4. Robotic process automation enables high-level communication, according to CiGen founders.

This is because it can complement or even replace document automation tools in conveying professional and meaningful messages.

Document automation software manages all the documents of a company, and ensures that all changes are applied consistently across the board. Suppose an employee got married and consequently changed her second name. With the help of such software, the change could be made in a single document where the name occurs, and then be applied to all other documents.

Additionally, robotic process automation can be used as a tool to create documents automatically by comparing data stored in different systems. In Daniel Pullen’s words, this means that “RPA can be used to ensure the end users are receiving accurate and current data”.

5. Robotic process automation allows users to schedule the realisation of the automated processes.

In fact, scheduling is the consensual approach to the execution of routine tasks. Robotic process automation software typically has scheduling abilities built into its system - this is the case, for example, of UiPath with which we work exclusively here at CiGen.

But RPA is not merely a scheduling device.
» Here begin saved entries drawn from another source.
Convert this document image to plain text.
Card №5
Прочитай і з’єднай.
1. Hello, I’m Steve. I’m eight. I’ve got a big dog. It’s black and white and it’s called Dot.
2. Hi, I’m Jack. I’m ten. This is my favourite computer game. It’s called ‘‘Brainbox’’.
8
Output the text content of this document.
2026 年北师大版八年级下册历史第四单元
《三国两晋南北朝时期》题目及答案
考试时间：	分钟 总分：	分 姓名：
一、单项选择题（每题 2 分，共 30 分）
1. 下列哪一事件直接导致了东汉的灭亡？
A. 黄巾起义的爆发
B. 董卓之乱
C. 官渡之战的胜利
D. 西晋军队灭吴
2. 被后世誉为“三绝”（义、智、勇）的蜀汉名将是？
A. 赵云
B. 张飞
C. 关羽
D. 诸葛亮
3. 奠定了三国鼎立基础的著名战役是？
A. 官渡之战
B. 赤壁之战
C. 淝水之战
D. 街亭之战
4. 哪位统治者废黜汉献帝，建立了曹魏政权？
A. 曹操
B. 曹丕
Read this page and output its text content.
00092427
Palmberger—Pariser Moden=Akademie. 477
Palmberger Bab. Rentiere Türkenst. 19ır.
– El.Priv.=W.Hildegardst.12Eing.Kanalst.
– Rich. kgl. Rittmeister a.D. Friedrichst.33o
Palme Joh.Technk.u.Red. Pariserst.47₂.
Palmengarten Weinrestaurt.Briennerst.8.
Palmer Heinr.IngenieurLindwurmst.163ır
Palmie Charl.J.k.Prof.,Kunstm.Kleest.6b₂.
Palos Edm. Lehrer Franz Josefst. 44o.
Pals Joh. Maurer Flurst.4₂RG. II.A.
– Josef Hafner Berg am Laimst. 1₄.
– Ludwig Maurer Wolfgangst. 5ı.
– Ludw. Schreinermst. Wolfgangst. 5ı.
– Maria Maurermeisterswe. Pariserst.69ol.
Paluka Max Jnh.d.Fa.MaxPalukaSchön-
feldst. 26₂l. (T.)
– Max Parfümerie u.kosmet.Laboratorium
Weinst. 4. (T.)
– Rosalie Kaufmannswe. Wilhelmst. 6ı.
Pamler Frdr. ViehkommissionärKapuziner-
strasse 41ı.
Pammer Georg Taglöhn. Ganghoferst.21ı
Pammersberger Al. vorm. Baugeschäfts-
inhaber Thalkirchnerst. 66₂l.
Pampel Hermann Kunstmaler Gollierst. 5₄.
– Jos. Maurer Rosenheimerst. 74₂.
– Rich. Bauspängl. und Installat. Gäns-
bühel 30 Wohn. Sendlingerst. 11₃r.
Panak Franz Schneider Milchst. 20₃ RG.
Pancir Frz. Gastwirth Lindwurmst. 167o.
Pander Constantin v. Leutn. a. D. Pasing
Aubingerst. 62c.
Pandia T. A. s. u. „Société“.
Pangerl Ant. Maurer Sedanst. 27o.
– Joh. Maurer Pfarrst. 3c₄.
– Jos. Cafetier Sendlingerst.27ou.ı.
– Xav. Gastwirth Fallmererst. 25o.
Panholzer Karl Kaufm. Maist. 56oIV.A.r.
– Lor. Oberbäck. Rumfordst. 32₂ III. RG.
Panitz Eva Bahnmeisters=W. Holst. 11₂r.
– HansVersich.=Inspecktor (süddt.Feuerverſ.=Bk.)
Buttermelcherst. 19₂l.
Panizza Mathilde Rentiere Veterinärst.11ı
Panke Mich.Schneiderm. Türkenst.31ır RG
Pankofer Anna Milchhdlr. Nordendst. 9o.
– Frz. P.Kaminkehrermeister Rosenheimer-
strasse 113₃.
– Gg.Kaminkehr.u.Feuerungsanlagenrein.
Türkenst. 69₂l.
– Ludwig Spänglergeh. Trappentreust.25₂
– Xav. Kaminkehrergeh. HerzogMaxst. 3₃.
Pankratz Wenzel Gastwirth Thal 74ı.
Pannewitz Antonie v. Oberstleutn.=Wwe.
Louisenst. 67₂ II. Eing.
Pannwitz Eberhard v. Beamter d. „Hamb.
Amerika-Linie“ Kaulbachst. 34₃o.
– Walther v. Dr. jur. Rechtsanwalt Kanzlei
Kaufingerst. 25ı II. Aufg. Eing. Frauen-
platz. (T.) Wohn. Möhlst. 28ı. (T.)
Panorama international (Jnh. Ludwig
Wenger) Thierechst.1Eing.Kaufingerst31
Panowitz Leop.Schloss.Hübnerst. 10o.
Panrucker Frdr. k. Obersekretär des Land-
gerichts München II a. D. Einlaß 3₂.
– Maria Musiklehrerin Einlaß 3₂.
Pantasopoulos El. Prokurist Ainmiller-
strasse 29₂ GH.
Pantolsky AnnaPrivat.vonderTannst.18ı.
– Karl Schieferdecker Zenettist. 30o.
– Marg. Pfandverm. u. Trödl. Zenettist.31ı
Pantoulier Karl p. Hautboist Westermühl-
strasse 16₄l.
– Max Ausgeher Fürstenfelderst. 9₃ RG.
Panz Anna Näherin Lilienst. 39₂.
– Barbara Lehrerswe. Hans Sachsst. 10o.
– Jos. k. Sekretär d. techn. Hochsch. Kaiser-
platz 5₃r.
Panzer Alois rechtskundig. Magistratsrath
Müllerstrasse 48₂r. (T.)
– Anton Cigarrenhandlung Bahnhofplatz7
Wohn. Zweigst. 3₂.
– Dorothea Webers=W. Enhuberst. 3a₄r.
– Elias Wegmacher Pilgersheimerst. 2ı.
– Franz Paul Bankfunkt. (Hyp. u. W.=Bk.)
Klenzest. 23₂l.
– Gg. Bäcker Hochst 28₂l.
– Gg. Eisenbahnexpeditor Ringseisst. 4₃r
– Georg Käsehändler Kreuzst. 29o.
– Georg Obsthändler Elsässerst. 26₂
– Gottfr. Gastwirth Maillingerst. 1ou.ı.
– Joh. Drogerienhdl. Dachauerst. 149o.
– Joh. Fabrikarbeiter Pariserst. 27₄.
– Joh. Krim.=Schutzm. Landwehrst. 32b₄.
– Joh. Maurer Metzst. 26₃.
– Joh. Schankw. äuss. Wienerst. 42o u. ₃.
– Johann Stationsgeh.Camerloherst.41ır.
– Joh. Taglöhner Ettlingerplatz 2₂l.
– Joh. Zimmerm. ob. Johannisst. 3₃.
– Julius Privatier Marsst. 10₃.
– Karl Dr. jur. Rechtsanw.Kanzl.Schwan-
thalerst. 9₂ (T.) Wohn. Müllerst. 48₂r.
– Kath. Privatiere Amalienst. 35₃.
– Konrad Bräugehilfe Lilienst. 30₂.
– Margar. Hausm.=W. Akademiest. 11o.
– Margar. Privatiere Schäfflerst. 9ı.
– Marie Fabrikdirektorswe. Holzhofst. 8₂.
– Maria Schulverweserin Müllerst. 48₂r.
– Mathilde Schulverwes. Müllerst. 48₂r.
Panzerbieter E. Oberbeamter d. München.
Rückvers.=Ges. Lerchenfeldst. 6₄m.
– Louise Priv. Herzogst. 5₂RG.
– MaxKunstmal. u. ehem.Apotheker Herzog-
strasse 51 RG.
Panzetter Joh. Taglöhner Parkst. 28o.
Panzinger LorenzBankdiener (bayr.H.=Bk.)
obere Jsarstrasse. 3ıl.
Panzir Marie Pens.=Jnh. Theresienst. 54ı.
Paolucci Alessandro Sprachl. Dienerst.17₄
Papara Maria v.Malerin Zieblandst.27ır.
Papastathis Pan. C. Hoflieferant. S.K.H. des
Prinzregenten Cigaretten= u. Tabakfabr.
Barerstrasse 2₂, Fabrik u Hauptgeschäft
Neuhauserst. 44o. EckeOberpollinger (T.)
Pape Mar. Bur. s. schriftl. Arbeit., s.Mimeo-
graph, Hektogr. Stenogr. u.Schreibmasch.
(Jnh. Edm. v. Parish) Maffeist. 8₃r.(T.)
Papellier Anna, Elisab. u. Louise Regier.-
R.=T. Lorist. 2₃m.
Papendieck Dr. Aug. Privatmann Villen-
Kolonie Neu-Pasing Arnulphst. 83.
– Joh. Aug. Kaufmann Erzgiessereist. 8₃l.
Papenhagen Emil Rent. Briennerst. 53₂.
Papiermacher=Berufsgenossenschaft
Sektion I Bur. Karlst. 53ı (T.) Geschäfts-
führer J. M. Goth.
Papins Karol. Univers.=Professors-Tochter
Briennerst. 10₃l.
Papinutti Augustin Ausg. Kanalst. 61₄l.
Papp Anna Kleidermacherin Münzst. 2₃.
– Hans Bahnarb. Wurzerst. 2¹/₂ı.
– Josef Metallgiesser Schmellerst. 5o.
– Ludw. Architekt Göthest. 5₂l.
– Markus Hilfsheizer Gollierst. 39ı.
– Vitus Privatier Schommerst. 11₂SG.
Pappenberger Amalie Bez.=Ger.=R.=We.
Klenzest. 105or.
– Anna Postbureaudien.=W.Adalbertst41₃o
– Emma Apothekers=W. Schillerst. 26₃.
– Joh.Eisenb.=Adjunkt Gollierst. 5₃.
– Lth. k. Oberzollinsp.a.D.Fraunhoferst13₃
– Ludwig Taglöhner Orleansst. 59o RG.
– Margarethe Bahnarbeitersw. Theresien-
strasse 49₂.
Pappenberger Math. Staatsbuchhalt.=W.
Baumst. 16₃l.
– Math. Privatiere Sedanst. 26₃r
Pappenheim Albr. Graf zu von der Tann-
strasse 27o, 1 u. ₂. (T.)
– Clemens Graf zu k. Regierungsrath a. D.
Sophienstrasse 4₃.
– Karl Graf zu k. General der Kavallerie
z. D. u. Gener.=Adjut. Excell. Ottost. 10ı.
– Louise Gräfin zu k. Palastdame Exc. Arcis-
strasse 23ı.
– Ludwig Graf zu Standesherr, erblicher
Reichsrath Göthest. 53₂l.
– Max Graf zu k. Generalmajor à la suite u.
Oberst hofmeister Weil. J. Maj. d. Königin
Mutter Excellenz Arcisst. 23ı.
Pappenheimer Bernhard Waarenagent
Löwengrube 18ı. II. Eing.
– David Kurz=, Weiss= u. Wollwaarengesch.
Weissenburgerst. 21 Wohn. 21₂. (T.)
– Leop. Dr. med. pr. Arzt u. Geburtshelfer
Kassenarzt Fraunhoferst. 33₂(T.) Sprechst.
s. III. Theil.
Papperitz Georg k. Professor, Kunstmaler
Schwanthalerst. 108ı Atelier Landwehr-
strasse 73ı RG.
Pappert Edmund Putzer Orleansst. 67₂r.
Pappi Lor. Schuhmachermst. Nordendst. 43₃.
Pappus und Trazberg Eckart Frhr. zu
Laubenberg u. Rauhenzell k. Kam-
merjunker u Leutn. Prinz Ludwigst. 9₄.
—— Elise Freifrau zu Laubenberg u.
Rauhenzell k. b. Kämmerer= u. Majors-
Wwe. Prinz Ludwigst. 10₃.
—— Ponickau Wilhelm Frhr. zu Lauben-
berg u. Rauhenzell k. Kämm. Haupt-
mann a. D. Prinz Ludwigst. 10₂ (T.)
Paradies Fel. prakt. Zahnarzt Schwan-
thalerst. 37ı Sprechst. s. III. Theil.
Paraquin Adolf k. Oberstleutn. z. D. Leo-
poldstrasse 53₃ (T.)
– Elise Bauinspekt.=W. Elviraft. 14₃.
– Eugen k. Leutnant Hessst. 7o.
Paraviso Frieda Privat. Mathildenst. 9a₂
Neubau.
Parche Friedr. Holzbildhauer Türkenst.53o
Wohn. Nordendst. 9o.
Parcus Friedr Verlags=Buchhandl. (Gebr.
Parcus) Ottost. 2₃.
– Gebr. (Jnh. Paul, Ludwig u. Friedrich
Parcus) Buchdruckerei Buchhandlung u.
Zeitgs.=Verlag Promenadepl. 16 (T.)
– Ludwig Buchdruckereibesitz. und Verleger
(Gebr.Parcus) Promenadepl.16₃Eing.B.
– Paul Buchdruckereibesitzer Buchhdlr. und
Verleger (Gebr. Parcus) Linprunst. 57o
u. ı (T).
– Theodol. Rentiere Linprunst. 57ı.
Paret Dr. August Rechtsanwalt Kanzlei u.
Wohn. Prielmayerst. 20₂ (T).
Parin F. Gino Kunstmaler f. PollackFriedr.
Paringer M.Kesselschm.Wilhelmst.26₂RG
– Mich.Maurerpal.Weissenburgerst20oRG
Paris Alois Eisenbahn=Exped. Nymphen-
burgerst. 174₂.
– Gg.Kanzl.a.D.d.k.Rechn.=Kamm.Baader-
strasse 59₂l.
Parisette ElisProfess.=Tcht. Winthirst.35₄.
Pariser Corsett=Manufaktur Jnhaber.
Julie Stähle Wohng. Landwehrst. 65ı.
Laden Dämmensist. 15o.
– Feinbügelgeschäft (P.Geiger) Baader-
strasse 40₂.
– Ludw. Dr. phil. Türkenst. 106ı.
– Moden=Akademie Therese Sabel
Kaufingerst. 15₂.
In short, this is because there are two ways in which scheduled automation can be run, with and without human intervention, respectively. In attended automation, the software tracks a human’s use of an application and starts to run a support process when triggered by specific actions, such as a button click. In unattended automation, on the other hand, the trigger need not be a human action - it can be just an email or a particular file.

6. Another crucial benefit of robotic process automation is that it does not require setting up an Application Programming Interface (API) prior to the use of RPA tools.

This is indeed advantageous because implementing APIs can be expensive and time consuming. Moreover, APIs may also call for a high level of expertise of the underlying system, according to Andrew Rayner, product director at UiPath. This can further increase the API time- and money-wise costs.

Robotic process automation software has a faster, more readily available method for interacting with the application. This is, they have their own Graphical User Interfaces (GUIs). These are easier to use and require less technical knowledge. RPA tools perform the same interactions as a human being (e.g., pressing buttons, sending keystrokes and reading text) through the same user interface. Value for money, indeed.


Most people are rather concerned about automation, mainly because of perceiving a big threat along the lines of 'those nasty robots who will steal our jobs'. However, experts in the field highlight the positive effects that robotic process automation is likely to have on the labour market and, more generally, on the way we work and perceive work.

This article followed the experts’ direction. The six benefits that we discussed ultimately highlight the fact that automation tools are a means towards making businesses increasingly efficient. To this end, the main tactic is releasing skilled humans from the boredom of dull and repetitive tasks, and allowing them to make better use of their minds through more complex, creative tasks.